Operations runbook¶
A quick-reference for day-to-day operations. Replace pg / production with
your cluster name and namespace.
Daily lifecycle (your create/destroy workflow)¶
# Morning: bring up the platform
terraform apply
export KUBECONFIG=$PWD/<clustername>_kubeconfig.yaml
kubectl get nodes
# Apply Layer 2 (until it becomes Layer 3)
kubectl apply -f longhorn-postgres.yaml
kubectl apply --server-side -f <cnpg-1.29.1.yaml>
kubectl apply -f <barman-plugin manifest>
kubectl apply -f image-catalog.yaml
kubectl create namespace production
# ... secrets, objectstore, cluster, pooler, scheduledbackup, netpol ...

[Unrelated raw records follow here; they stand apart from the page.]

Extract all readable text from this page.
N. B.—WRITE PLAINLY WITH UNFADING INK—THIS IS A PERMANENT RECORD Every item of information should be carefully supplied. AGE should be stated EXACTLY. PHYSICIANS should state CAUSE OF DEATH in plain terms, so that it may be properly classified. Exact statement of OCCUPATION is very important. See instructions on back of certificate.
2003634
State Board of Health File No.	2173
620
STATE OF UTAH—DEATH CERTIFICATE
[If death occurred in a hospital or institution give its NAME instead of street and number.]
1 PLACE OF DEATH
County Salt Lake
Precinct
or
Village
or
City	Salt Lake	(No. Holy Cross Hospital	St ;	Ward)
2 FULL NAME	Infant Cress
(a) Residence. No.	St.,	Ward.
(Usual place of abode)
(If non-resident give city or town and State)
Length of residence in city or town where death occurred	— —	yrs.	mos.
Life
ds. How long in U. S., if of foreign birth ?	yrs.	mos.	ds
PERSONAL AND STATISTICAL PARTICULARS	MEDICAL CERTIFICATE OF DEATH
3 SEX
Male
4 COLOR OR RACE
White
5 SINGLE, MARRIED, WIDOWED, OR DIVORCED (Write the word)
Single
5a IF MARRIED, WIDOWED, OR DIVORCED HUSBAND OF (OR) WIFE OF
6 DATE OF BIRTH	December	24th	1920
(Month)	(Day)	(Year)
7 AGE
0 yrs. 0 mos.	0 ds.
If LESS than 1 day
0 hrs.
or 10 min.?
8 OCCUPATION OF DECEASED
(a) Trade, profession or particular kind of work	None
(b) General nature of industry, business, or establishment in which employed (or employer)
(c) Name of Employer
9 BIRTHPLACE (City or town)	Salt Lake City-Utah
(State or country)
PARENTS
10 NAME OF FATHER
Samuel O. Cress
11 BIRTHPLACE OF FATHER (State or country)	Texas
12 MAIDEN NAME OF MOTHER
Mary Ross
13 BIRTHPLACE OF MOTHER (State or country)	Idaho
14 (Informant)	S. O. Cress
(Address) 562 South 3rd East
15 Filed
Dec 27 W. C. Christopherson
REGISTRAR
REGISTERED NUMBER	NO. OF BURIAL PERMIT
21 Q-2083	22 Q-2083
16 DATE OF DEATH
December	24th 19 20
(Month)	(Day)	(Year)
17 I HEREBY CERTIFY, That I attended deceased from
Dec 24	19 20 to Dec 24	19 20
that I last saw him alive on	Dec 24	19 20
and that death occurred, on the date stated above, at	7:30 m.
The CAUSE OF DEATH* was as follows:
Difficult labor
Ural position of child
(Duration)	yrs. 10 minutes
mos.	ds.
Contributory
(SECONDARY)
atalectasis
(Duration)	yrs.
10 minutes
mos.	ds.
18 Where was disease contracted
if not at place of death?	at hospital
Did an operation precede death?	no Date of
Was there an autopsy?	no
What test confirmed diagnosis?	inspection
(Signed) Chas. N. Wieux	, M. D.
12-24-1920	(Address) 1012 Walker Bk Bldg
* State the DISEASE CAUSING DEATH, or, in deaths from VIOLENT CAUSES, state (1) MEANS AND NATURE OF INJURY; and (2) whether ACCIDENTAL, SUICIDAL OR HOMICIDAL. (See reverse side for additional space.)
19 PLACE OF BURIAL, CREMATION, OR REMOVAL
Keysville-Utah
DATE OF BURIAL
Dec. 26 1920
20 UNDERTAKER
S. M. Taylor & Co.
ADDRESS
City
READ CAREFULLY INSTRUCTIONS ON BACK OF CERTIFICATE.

# Night: tear everything down
terraform destroy
Inspecting the cluster¶
kubectl cnpg status pg -n production # the single most useful command
kubectl get cluster pg -n production
kubectl get pods -n production -o wide -l cnpg.io/cluster=pg
kubectl describe cluster pg -n production # events at the bottom
kubectl logs -n cnpg-system deploy/cnpg-controller-manager
Backups¶
kubectl cnpg backup pg -n production # on-demand base backup
kubectl get backup -n production
kubectl cnpg status pg -n production | grep -i archiv # WAL archiving health
# verify objects landed in R2:
aws s3 ls --endpoint-url https://<account-id>.r2.cloudflarestorage.com \
s3://<bucket>/pg-cluster/ --recursive | tail
Failover / switchover¶
kubectl cnpg promote pg <standby-pod> -n production # planned switchover
kubectl delete pod <primary-pod> -n production # simulate a crash (test only)
Recovery¶
# Re-create secret + ObjectStore on the fresh cluster, then:
kubectl apply -f restore-latest.yaml
kubectl cnpg status pg-restored -n production
Common mistakes (and the fix)¶
| Symptom | Likely cause | Fix |
|---|---|---|
Pods stuck Pending |
storage not ready / wrong class | check Longhorn + longhorn-postgres SC |
| Writes hang | synchronous mode, no standby available | wait for standby, or set dataDurability: preferred |
| WAL archive failing | R2 checksum env vars / wrong endpoint | fix ObjectStore (chapter 5) |
| Backup OK but restore fails | the R2 restore issue | validate early; use Longhorn-to-R2 or AWS S3 |
No pg-superuser secret |
enableSuperuserAccess default false |
set it true if you need superuser |
| NetworkPolicy ignored | CNI not enforcing | verify k3s policy controller / Cilium / Calico |
| App breaks on every failover | app connects to pod IP | connect to the Service/pooler DNS name |
| Mixed-arch error | a cax (ARM) node slipped in |
all nodes must be amd64 (cx/cpx/ccx) |
cnpg plugin not found |
wrong Homebrew formula | brew install kubectl-cnpg |
Best-practice checklist¶
- [ ] Operator pinned to 1.29.1+ (CVE fix).
- [ ] Barman Cloud Plugin (not in-tree
barmanObjectStore). - [ ] All nodes amd64, one location.
- [ ]
longhorn-postgresStorageClass with 1 replica (disposable). - [ ] Separate walStorage volume.
- [ ] Synchronous replication configured; durability trade-off chosen deliberately.
- [ ] WAL archiving verified OK (not just base backups).
- [ ] Full backup → restore cycle validated on R2.
- [ ] App retries on connection loss (Kured will cause failovers).
- [ ] Secrets kept out of Git (Sealed/External Secrets) before Layer 3.
- [ ] Versions captured and pinned for reproducibility.